E como de se esperar, o sabor regional do Pará conquistou até mesmo quem veio de outro estado. Pela segunda vez em solo paraense, a médica cirurgiã Gabriela Porto, moradora de Recife, veio a Belém a trabalho, e encontrou na Estação o jeito mais prático e gostoso de saborear a culinária local.
“Eu ouvia muito falar, mas quando provei pude afirmar: tudo melhora com tacacá, principalmente somado a essa bela vista de frente para esse rio imenso, que tá me ajudando a manter o calorzão longe.

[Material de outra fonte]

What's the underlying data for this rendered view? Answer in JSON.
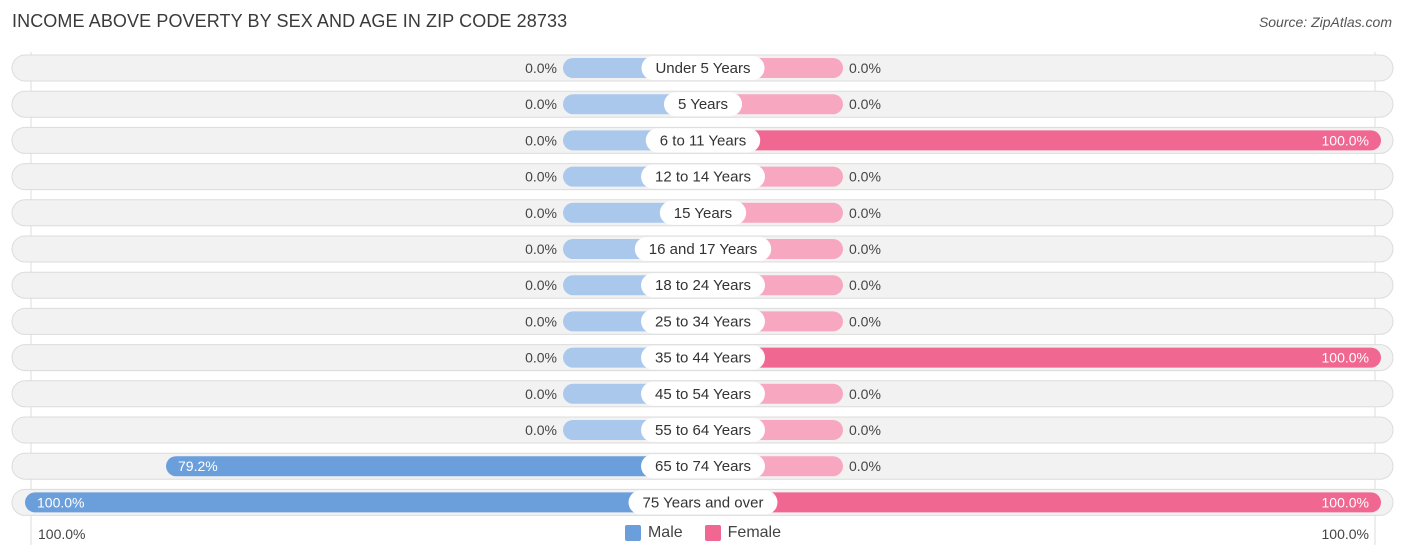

Estou simplesmente encantada. Inclusive, assim que eu chegar na minha terra, vou direto para o restaurante que vende comidas típicas do Pará, pode-se dizer que é o meu vício”, relatou.
COP 30
Ágeis, as tacacazeiras estão se preparando para a Conferências sobre Mudanças Climáticas da ONU, a COP 30, prevista para acontecer em novembro de 2025, em Belém. A cidade se transformou em um canteiro de obras, com duplicação de vias, drenagens de canais e abertura de centros gastronômicos.
“Vai ser um evento muito grande aqui no Pará. Como terá muita gente de fora, eu quero aumentar meu quadro de funcionários, melhorar o atendimento ao cliente e aperfeiçoar os pratos”, explicou a vendedora de tacacá Maria Gomes, conhecida como Diva.
Com duas décadas de trabalho e dois carrinhos de tacacá, na Pedreira e na Marambaia, a tacacazeira Diva reinventou o tacacá. Ela criou o “tacaranguejo”, com unhas de caranguejo acrescentadas, e o “vataçoba”, que junta três pratos típicos: vatapá, maniçoba e arroz paraense.
“Tenho um amigo que vendia unha de caranguejo e ele dizia para gente inventar pratos diferentes. Eu testei e deu certo. Agora todo mundo tem”, comentou, orgulhosa.